At present, the hourly minimum wage in the United States is $7.25, and the Democratic Party platform is advocating more than doubling that rate to $15. MIT Sloan asked three of the School’s top economic and labor experts to weigh in on the idea of raising the minimum wage. Here’s what they had to say:
MIT Sloan Professor of Information Technology
Director, MIT Initiative on the Digital Economy
Having more people working and earning good wages is good not just for the people we help, but for all of us: People who work are more engaged in community, creating a virtuous cycle. If we do these three things, we’ll be on track to becoming a richer, more engaged, and more dynamic nation.
#1 Expand the Earned Income Tax Credit
Suppose that someone is earning $12 per hour, and we’d like them to earn $15. With an Earned Income Tax Credit (EITC) they’d get an additional $3 per hour worked from the government. The money to pay for this would come from general tax revenue including income taxes, or ideally increased taxes on carbon dioxide emissions, congestion, and other things we’d like to discourage.
#2 Reinvent Education
The wage gap between the most and least educated workers has grown enormously since the 1980s, and better-educated workers also have much lower unemployment rates and higher rates of workforce participation.
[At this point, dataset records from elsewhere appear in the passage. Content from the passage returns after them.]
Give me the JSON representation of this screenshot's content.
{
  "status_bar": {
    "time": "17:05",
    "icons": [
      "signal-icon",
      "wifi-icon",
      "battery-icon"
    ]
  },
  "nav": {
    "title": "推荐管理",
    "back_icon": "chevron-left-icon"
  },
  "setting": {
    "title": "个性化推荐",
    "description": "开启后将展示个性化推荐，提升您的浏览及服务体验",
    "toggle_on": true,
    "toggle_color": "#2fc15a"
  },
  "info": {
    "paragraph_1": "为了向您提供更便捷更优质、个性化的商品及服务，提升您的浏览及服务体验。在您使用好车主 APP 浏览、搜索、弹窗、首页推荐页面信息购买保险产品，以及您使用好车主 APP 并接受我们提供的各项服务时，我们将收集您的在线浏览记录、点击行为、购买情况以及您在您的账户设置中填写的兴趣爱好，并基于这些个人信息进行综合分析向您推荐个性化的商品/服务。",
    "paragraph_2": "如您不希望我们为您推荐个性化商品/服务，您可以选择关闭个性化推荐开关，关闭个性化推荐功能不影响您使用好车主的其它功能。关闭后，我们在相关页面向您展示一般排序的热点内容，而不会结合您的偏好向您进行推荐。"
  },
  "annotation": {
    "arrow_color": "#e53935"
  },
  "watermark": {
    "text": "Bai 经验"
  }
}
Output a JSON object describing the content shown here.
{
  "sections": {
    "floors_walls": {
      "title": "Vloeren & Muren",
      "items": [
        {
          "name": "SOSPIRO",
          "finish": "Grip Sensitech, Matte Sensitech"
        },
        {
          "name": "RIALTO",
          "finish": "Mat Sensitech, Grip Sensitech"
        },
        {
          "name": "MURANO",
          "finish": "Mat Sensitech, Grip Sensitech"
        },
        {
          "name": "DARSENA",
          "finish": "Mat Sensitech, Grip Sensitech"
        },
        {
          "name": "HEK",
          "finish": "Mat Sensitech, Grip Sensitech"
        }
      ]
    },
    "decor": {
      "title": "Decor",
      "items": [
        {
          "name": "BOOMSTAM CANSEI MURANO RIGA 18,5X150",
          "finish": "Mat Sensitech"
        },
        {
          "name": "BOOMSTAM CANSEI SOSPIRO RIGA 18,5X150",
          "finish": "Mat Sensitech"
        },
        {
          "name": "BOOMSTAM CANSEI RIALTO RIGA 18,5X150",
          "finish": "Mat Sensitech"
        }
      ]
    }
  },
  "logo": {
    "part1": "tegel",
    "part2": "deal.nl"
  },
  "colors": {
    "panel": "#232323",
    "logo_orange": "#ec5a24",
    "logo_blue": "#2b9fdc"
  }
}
But it’s not enough to simply do more of the same. We need to reinvent education for an age where machines are increasingly doing cognitive tasks—the second machine age. That means a greater emphasis on skills like teamwork, project management, persuasion, leadership, coaching, and creativity.
#3 Reduce unnecessary occupational licensing
Over 25 percent of workers now require a license to do their jobs, a five-fold increase since the 1950s. While some licenses are important for safety or other reasons, research has shown that excessive licensing requirements reduce employment and mobility.